A written contracting agreement and the proof of its execution are important to obtain payment for the works

A written contracting agreement and the proof of its execution are important to obtain payment for the works

It’s risky to perform contracting works without a written contracting agreement: the absence of agreements established in writing means that there can be possible disputes about virtually every aspect of the assignment.

One of these aspects is the payment for the works and the exact price that the parties agreed on for them.

Recent higher-level case-law demonstrates that the lack of a written contracting agreement exposes the contractor or subcontractor to the risk of not being fully compensated for his works.

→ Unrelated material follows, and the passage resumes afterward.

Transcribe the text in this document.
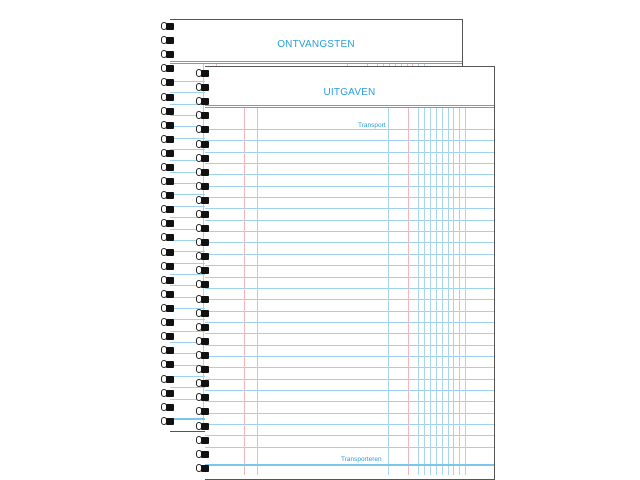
ONTVANGSTEN
UITGAVEN
Transport
Transporteren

In its decision of 20 October 2015, the 20th division of the Court of Appeal of Brussels ruled that a contractor who performs works without a written agreement or any writing from the principal that makes the existence of this agreement probable, runs the risk of going unpaid for the works that he carried out (Brussels 20 October 2015, TBO 2016, 63-64). This is because the contractor bears the burden of proof for the works that he performed for the principal.

The decision of the Court of Cassation of 21 January 2016 confirms that the contractor who claims payment for allegedly agreed works must prove that he actually performed the works (Cass. 21 January 2016, AR C.14.0470.N, www.cass.be).

This means that not only the existence of a (sub)contracting agreement, but also its execution must be proven. The contractor or subcontractor must therefore demonstrate that he actually performed the agreed works. Such proof can be furnished e.g. by the production of worksite reports or an acceptance report. If these documents are not present, there is a risk that the Court will deem that the proof has not been provided of execution of the works for which compensation is claimed, and that the (sub)contractor will consequently receive no payment.